Malpensanti potrebbero argomentare che si tratta di una esigenza personale che si vuole imporre a tutte le persone “normali”. Per questo Vanolo inizia il libro con un approfondimento su cosa debba intendersi con “neurodiversità” mostrando come essa sia la normalità. Nonostante la condizione di diversità diffusa, la maggior parte di noi ha uno sviluppo neurologico relativamente simile, che viene fatto rientrare nella categoria di “neurotipico”, mentre una sempre più consistente minoranza (anche per il miglioramento delle analisi e delle capacità descrittive) ha una più ampia forbice di variabilità: queste sono le persone che vengono raggruppate sotto la categoria “neurodivergente” (e sono quelle normalmente etichettate come autistiche, dislessiche, iperattive, ecc.). Ma non per questo le persone “neurodivergenti” devono essere considerate “malate”: la neurodivergenza non è una condizione peggiorativa che si applica ad una persona ma piuttosto è una “faccetta” che contribuisce a definire quella persona che, senza la quale, sarebbe una persona diversa.

Questa linea di riflessione si va ad unire con quella dell’ambiente urbano come spazio che definisce la persona:

…le nostre identità ed esperienze sono sempre plasmate nello spazio, le categorie morali e concettuali che utilizziamo per interpretare la realtà sono specifiche di ogni luogo. (pos. 34/1370 dell’ebook)

e quindi

…immaginare differenti tipi di città è un modo per immaginare differenti forme di società, più o meno giuste o ingiuste, come ci insegna la tradizione della letteratura utopica (tutte le grandi utopie classiche sono legate a specifiche città immaginarie) o di quella fantascientifica. Così, di converso, ragionare sulla città autistica è un modo di immaginare una società dove l’autismo sia vissuto e immaginato in maniera differente. (pos. 101/1370)

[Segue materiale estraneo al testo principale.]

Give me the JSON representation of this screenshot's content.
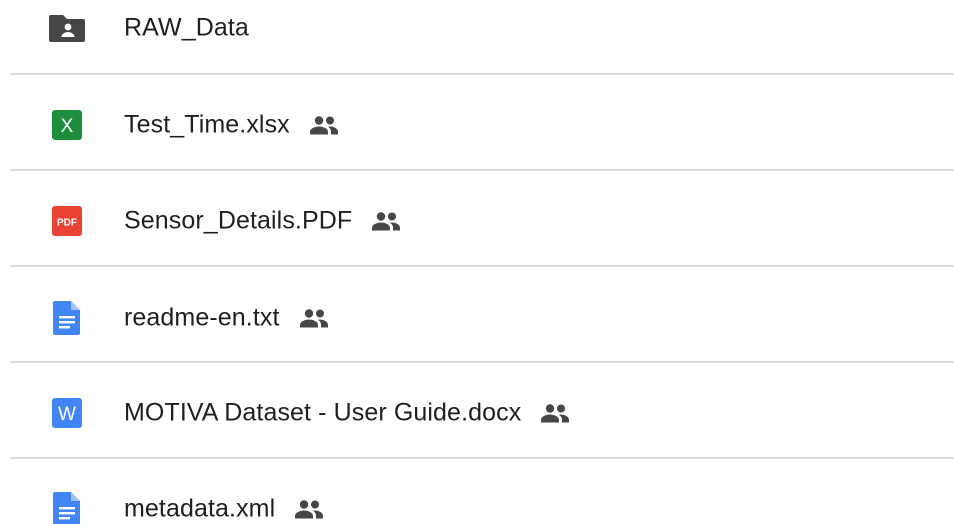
{
  "files": [
    {
      "name": "RAW_Data",
      "type": "shared-folder",
      "icon": "shared-folder-icon",
      "shared": false
    },
    {
      "name": "Test_Time.xlsx",
      "type": "sheet",
      "icon": "excel-icon",
      "icon_label": "X",
      "shared": true
    },
    {
      "name": "Sensor_Details.PDF",
      "type": "pdf",
      "icon": "pdf-icon",
      "icon_label": "PDF",
      "shared": true
    },
    {
      "name": "readme-en.txt",
      "type": "text",
      "icon": "text-document-icon",
      "shared": true
    },
    {
      "name": "MOTIVA Dataset - User Guide.docx",
      "type": "word",
      "icon": "word-icon",
      "icon_label": "W",
      "shared": true
    },
    {
      "name": "metadata.xml",
      "type": "text",
      "icon": "text-document-icon",
      "shared": true
    }
  ],
  "colors": {
    "folder": "#444746",
    "excel": "#1e8e3e",
    "pdf": "#ea4335",
    "doc": "#4285f4",
    "divider": "#dadce0",
    "text": "#1f1f1f",
    "shared_icon": "#444746"
  }
}
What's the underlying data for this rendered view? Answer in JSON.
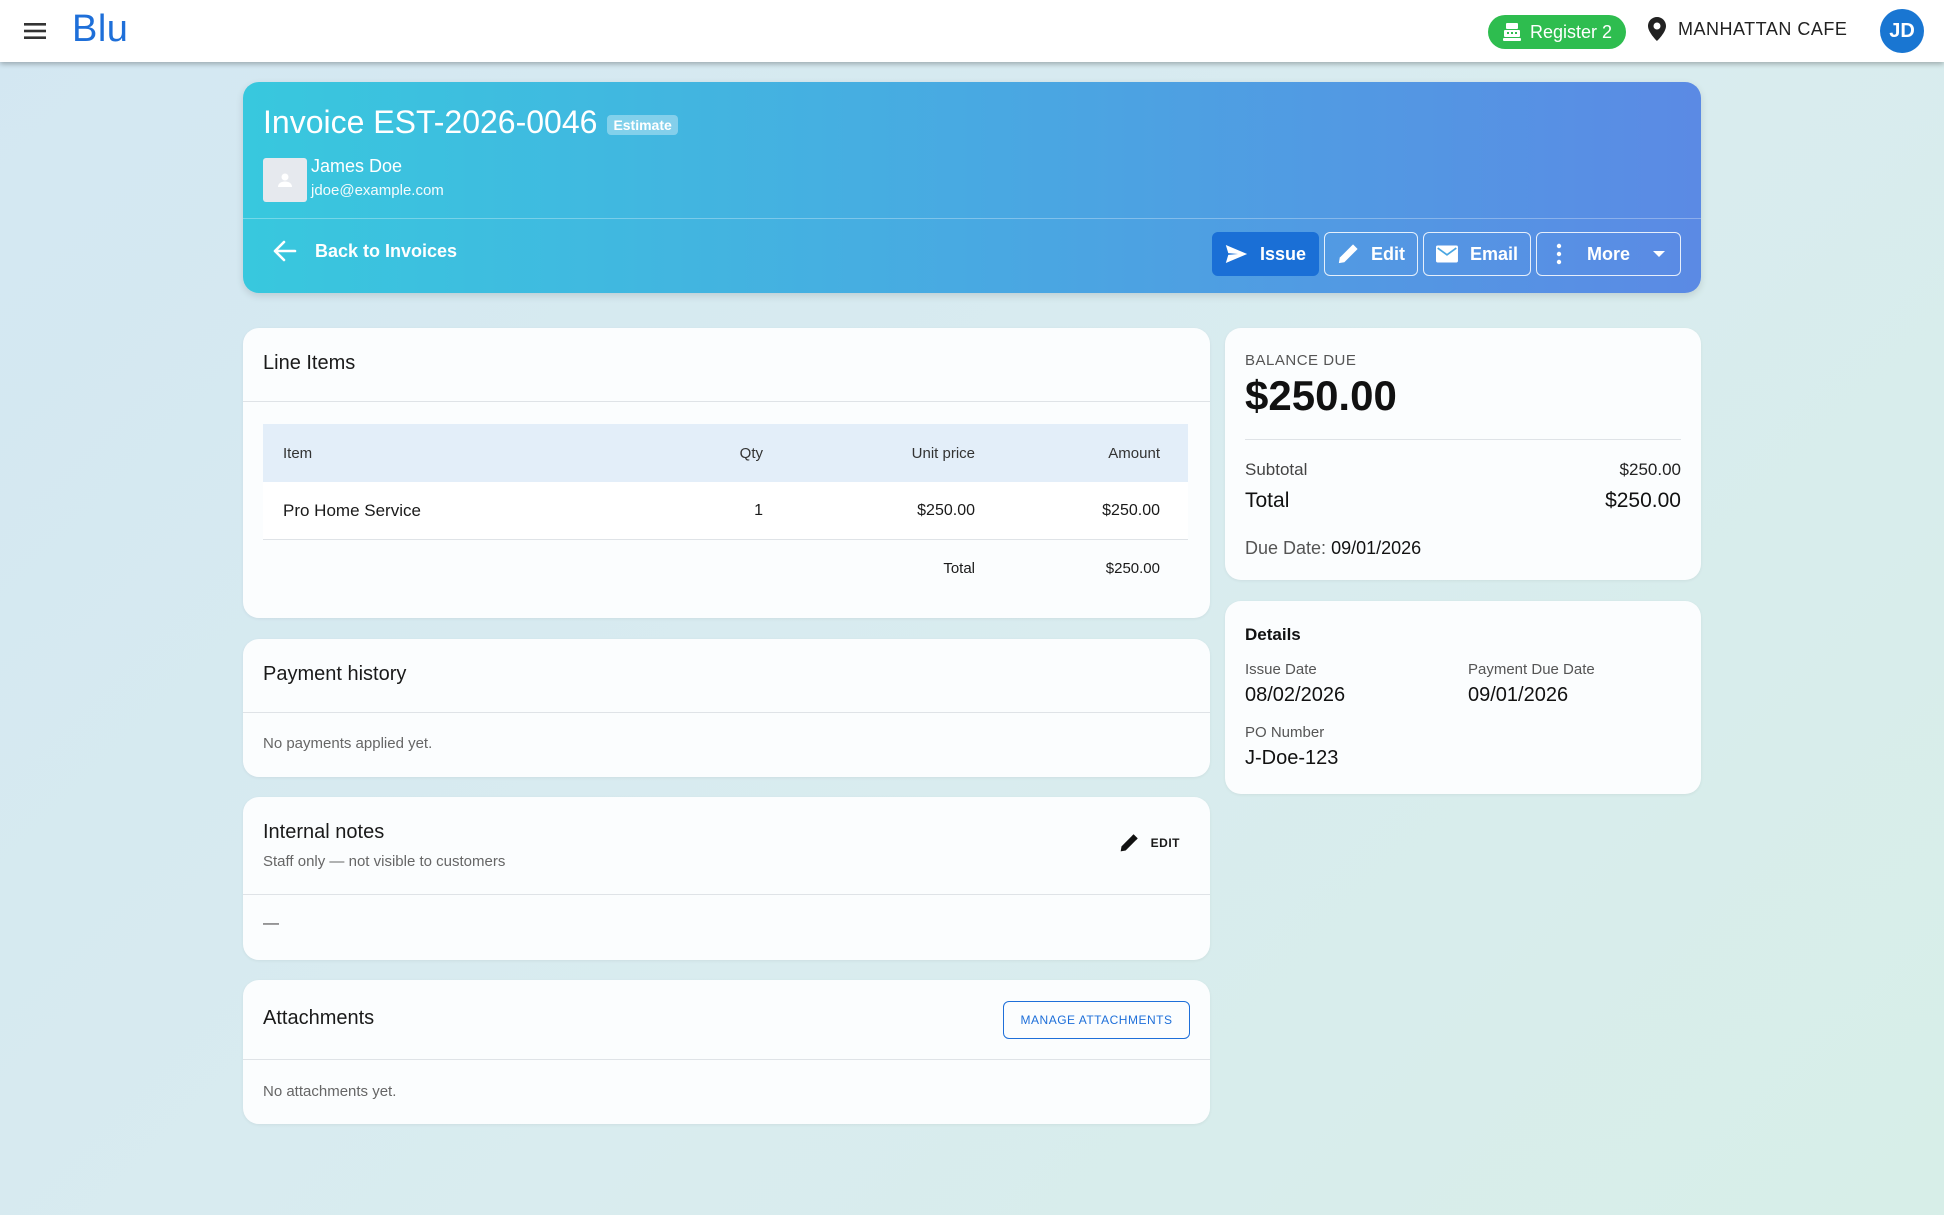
{
  "topbar": {
    "brand": "Blu",
    "register_label": "Register 2",
    "location": "MANHATTAN CAFE",
    "user_initials": "JD"
  },
  "invoice": {
    "title": "Invoice EST-2026-0046",
    "badge": "Estimate",
    "customer_name": "James Doe",
    "customer_email": "jdoe@example.com",
    "back_label": "Back to Invoices",
    "actions": {
      "issue": "Issue",
      "edit": "Edit",
      "email": "Email",
      "more": "More"
    }
  },
  "line_items": {
    "title": "Line Items",
    "columns": {
      "item": "Item",
      "qty": "Qty",
      "unit_price": "Unit price",
      "amount": "Amount"
    },
    "rows": [
      {
        "item": "Pro Home Service",
        "qty": "1",
        "unit_price": "$250.00",
        "amount": "$250.00"
      }
    ],
    "total_label": "Total",
    "total_value": "$250.00"
  },
  "payment_history": {
    "title": "Payment history",
    "empty": "No payments applied yet."
  },
  "internal_notes": {
    "title": "Internal notes",
    "subtitle": "Staff only — not visible to customers",
    "edit_label": "EDIT",
    "content": "—"
  },
  "attachments": {
    "title": "Attachments",
    "manage_label": "MANAGE ATTACHMENTS",
    "empty": "No attachments yet."
  },
  "balance": {
    "label": "BALANCE DUE",
    "amount": "$250.00",
    "subtotal_label": "Subtotal",
    "subtotal_value": "$250.00",
    "total_label": "Total",
    "total_value": "$250.00",
    "due_label": "Due Date:",
    "due_value": "09/01/2026"
  },
  "details": {
    "title": "Details",
    "issue_date_label": "Issue Date",
    "issue_date_value": "08/02/2026",
    "payment_due_label": "Payment Due Date",
    "payment_due_value": "09/01/2026",
    "po_label": "PO Number",
    "po_value": "J-Doe-123"
  },
  "colors": {
    "brand": "#1e6fd9",
    "register_green": "#2ebd4f",
    "primary_button": "#1a6fd6",
    "hero_gradient_start": "#38c8de",
    "hero_gradient_end": "#5b8ae4"
  },
  "icons": [
    "menu-icon",
    "cash-register-icon",
    "location-pin-icon",
    "person-icon",
    "arrow-left-icon",
    "send-icon",
    "pencil-icon",
    "mail-icon",
    "more-vert-icon",
    "chevron-down-icon"
  ]
}
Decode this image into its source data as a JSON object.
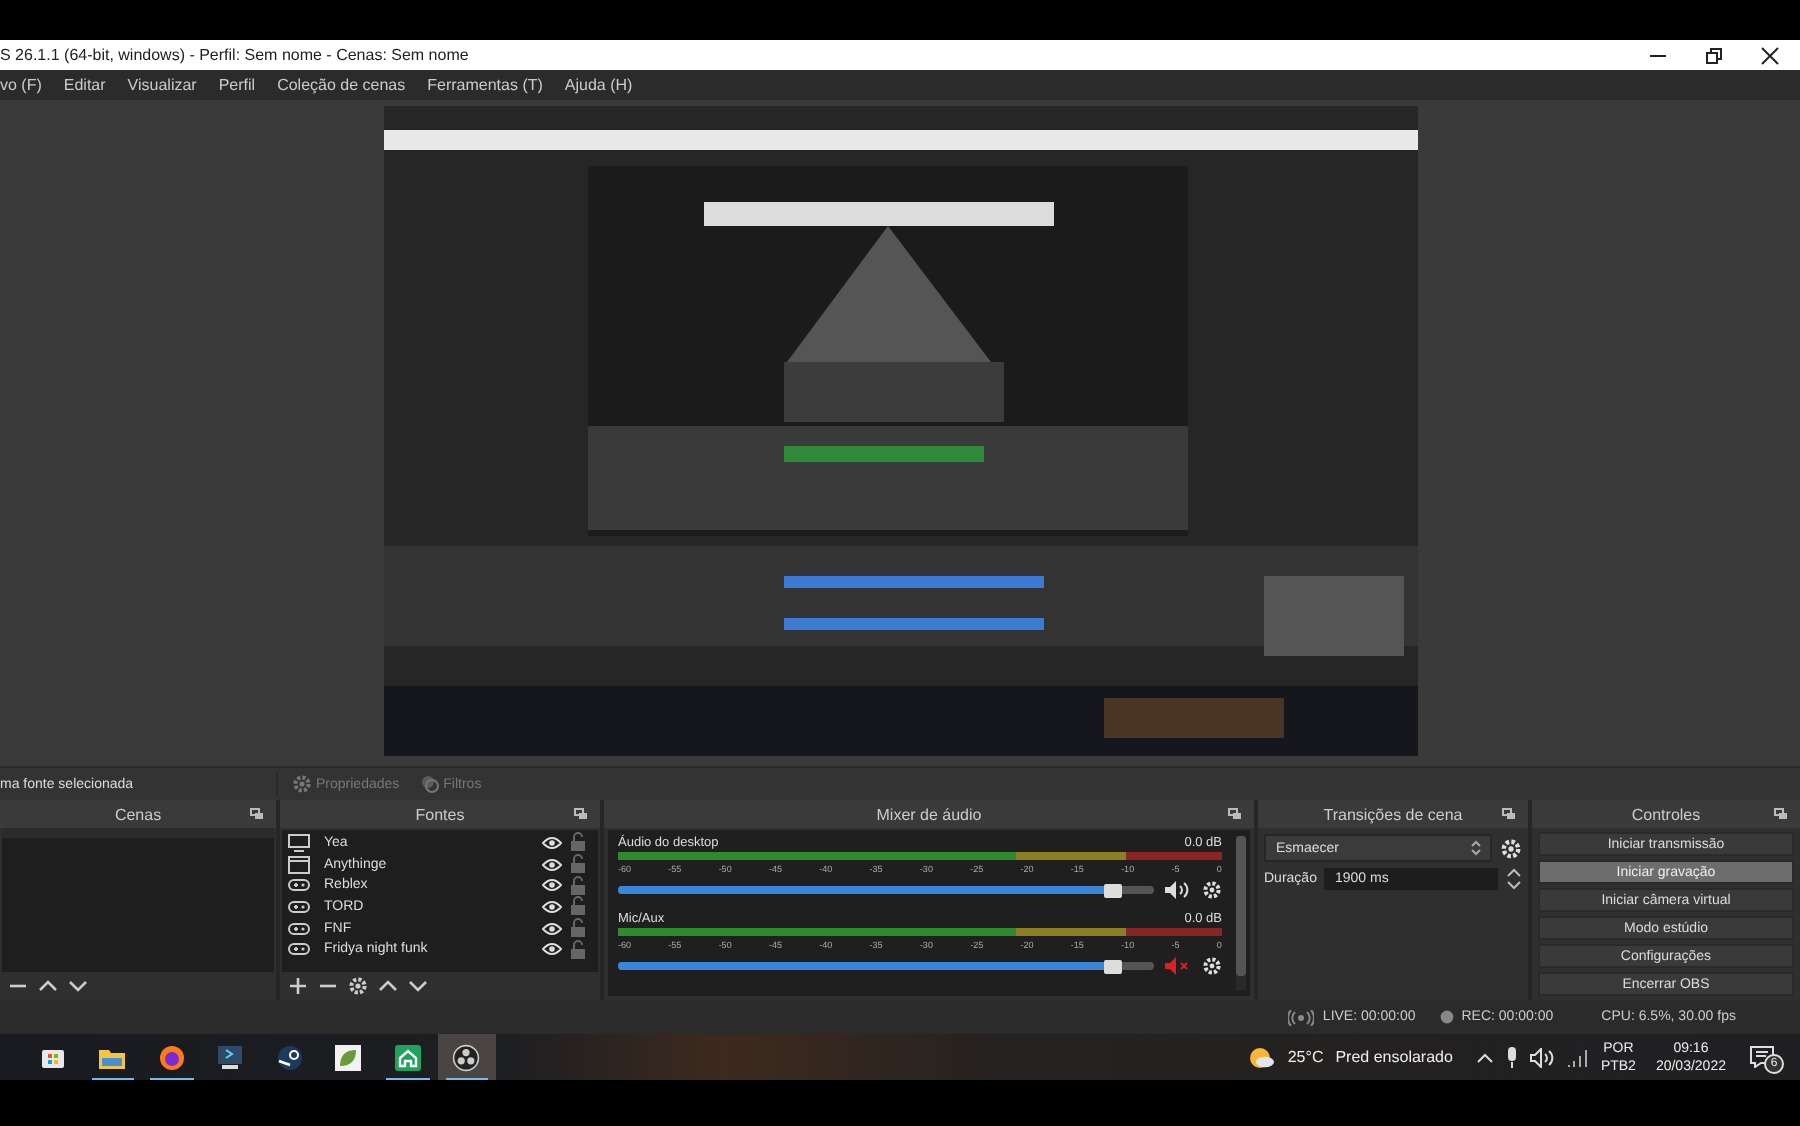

Ma non solo l’autismo: tutti quei modi di essere divergenti da un concetto artificioso di “normalità” e che nel gergo comune finiscono nel calderone della “disabilità”. Applicando al concetto di “abilità” quella stessa cautela già applicata alla neurotipicità: ognuna/o di noi è disabile in un determinato tempo e per periodi più o meno lunghi. Per esempio: oggi non ho problemi a muovermi a piedi ma li ho avuti da bambino prima di imparare a camminare, li ho avuti in passato dovendo girare con le stampelle per una gamba rotta, e li avrò forse da anziano se dovrò muovermi con un deambulatore o una sedia a rotelle. Lo stesso ovviamente vale per tutte le altre possibili “disabilità” (cecità, sordità, mutismo, ecc.) che pongono le persone che si trovano fuori dall’artificioso perimetro della normalità in difficoltà in un ambiente urbano che non sia progettato in maniera esplicitamente inclusiva.

Vaniolo riprende a questo proposito la posizione queer che ha l’obiettivo di contenere ed esaltare tutte le diversità e la pone alla base di una politica nuova per (la progettazione della) città. Attraverso tale impostazione ecco che esplicita quattro principi generali per la città autistica:

  1. Una città autistica si sviluppa prendendo in considerazione l’esigenza, per alcune persone neurodivergenti, di limitare l’ammontare e l’intensità degli stimoli sensoriali nello spazio pubblico, a partire da quelli visuali, acustici e olfattivi.

  2. Una città autistica offre soluzioni per accedere a spazi, servizi ed esperienze per qualsiasi persona, incluse quelle neurodivergenti.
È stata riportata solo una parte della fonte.